I have listened to the voices of old people and of children, and also of well-known public men, who have passed on, conversing in distinctive tones with their friends at the circle.
The popular explanation of these occurrences, as being due to fraud on the part of the medium and credulity on the part of the sitters, is obviously nonsense.

It would invoke the ability of the medium, or possible confederates, to see in the dark – to be able to act all sorts of characters and ventriloquize in the dark, and at the same time to have a most prodigious memory for names and facts which would have to be collected by a sort of super-detective agency,

the expense of which would be only equalled by the amount of blackmail paid to people from whom the information was obtained. Even this would fail to account for the phenomena, as many of the facts would be simply unobtainable.

I will pass on to something perhaps a little more reasonable; that is to the ideas of those critics, some of them men of high scientific standing, who while accepting the facts invoke the blessed words “telepathy, cryptaesthesia, and prosopopoiesis” to explain them.
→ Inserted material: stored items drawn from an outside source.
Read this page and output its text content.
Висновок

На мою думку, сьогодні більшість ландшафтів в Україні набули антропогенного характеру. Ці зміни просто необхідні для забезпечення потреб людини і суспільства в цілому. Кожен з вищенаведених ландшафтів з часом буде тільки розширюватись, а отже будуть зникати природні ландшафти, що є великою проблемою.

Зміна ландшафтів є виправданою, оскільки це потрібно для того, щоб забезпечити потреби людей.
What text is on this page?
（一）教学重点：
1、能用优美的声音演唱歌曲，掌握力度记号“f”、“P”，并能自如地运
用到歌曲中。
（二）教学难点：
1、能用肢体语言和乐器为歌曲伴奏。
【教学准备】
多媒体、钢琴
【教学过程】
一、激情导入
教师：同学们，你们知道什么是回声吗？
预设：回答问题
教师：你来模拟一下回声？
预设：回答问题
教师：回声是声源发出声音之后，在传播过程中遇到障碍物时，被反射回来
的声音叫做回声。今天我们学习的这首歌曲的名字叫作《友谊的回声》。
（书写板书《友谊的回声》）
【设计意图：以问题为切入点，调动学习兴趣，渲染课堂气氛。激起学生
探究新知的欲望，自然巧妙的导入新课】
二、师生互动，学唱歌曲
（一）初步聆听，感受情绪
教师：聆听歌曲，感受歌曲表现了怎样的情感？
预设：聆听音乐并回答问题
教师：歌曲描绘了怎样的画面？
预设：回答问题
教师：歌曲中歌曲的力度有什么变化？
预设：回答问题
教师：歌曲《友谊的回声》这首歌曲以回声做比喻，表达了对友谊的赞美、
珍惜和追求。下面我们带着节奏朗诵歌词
Roughly their theory is that the unconscious of the medium can be split up into any number of secondary personalities, each acting its own part and drawing its knowledge not only from the sitters at the circle, but from what may be described as a kind of impersonal cosmic consciousness, in which, while personalities vanish, their thoughts and memories persist.

It would be quite outside the scope of this chapter to enlarge on these theories and criticize them in detail. At any rate, their authors do not take the easy path followed by so many contemporary men of science and ignore facts that do not fit into their particular scheme of things.

But I must point out that, in the first place, we have no proof that the unconscious of any individual can be extended in the amazing way required, and, secondly, that we have no knowledge of any form of consciousness in which personality does not have a share.

To one who has had the opportunity of observing the phenomena of the direct voice on many occasions, these theories seem as unconvincing as they are fantastic. The sitters, especially newcomers to the circle, are not disposed to be unduly credulous.

They are ordinary folk whose attitude is apt to be more critical than the reverse. It seems to be inconceivable that a mother could be deceived as regards the identity of her son, or a husband as regards that of his wife, so readily and invariably by any such personifications.

These hypotheses fail to cover many other well-verified superphysical facts. Personally I feel that there is no other explanation for the phenomena of the direct voice than the plain and straightforward acceptance of the view that the spirit guide is what he claims to be and the voices what they claim to be.